La ministre précise le processus d’indemnisation du valproate

Lundi sur les ondes de France Inter, Agnès Buzyn a annoncé de nouvelles mesures concernant l’indemnisation des victimes du valproate responsable de malformation congénitale mais aussi de troubles neuro-développementaux chez l’enfant s’il est pris pendant la grossesse.
De prochaines discussions auront lieu autour des indemnisations des victimes du valproate, avec le laboratoire Sanofi-Aventis, fabricant de la molécule, dans le cadre de l’affaire Dépakine. « Les discussions auront lieu. (…) Plutôt que les familles se retournent vers l’industriel, l’Etat met en place un fonds pour accélérer les choses, et que ça ne traîne pas.

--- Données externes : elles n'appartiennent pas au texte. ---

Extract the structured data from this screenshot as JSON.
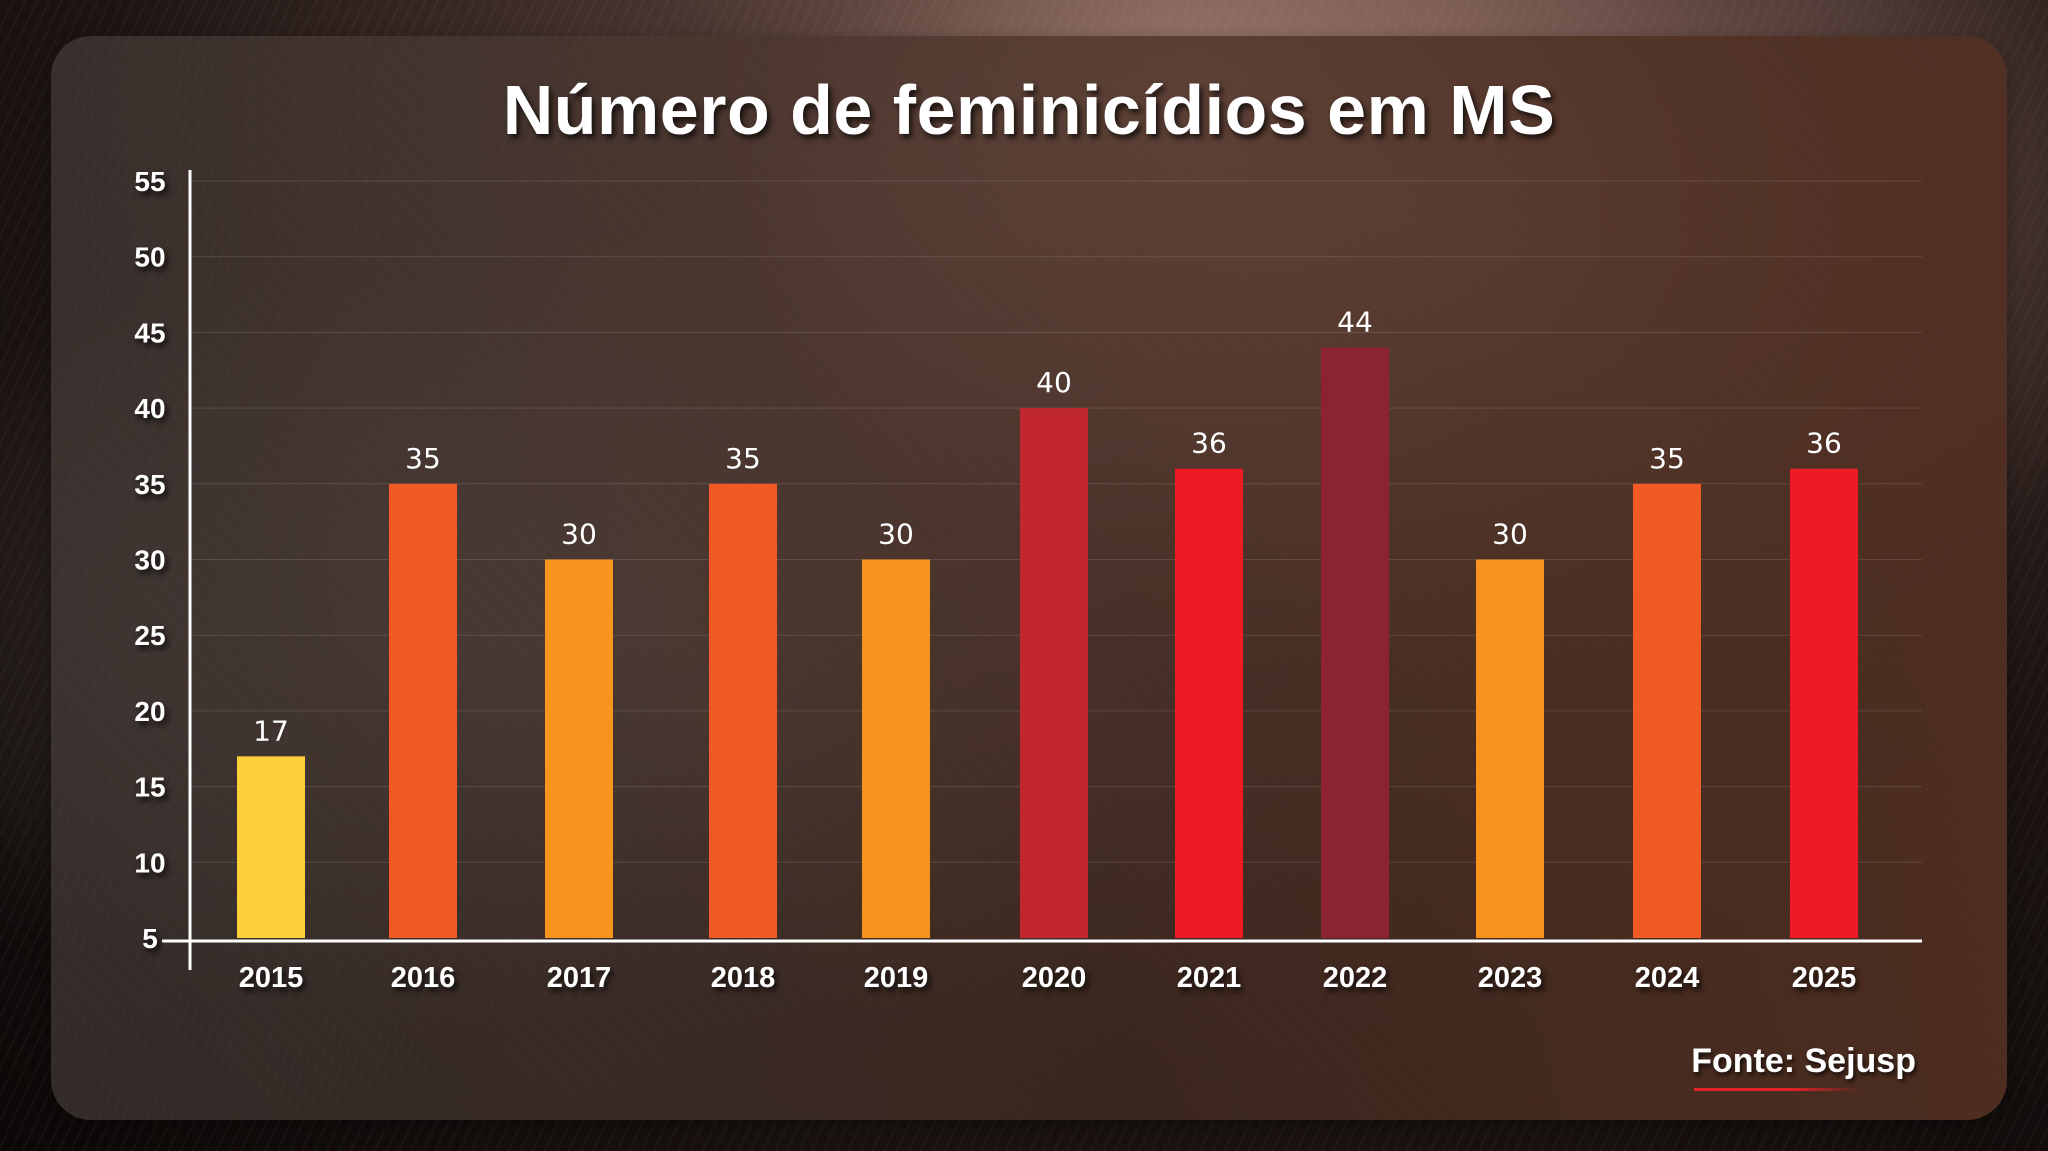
{
  "chart_data": {
    "type": "bar",
    "title": "Número de feminicídios em MS",
    "categories": [
      "2015",
      "2016",
      "2017",
      "2018",
      "2019",
      "2020",
      "2021",
      "2022",
      "2023",
      "2024",
      "2025"
    ],
    "values": [
      17,
      35,
      30,
      35,
      30,
      40,
      36,
      44,
      30,
      35,
      36
    ],
    "bar_colors": [
      "#fbd038",
      "#f15a24",
      "#f7941d",
      "#f15a24",
      "#f7941d",
      "#c1272d",
      "#ed1c24",
      "#8b2331",
      "#f7941d",
      "#f15a24",
      "#ed1c24"
    ],
    "yticks": [
      5,
      10,
      15,
      20,
      25,
      30,
      35,
      40,
      45,
      50,
      55
    ],
    "ylim": [
      5,
      55
    ],
    "xlabel": "",
    "ylabel": "",
    "grid": true,
    "legend": "none"
  },
  "source": "Fonte: Sejusp"
}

Et ensuite c’est à l’Etat de se retourner vers les personnes en faute, évidemment », s’est exprimé la ministre. « Ce qui compte pour moi, et c’est l’urgence, c’est que ces familles (…) puissent se tourner vers l’Oniam*, et puissent être indemnisées. (…) Et Sanofi c’est le travail de l’Etat. »
Comme le rappelle l’Agence nationale de sécurité du médicament et des produits de santé (ANSM), cette molécule est désormais « interdite pendant la grossesse et ne doit plus être prescrite aux filles, adolescentes et femmes en âge de procréer (sauf circonstances exceptionnelles dans l’épilepsie) ».
Ces 50 dernières années, le valproate a entraîné des malformations chez 2 150 à 4 100 enfants (données de l’ANSM et de l’Assurance maladie du 20 avril 2017), des troubles neuro-développementaux auprès de 16 600 à 30 400 enfants.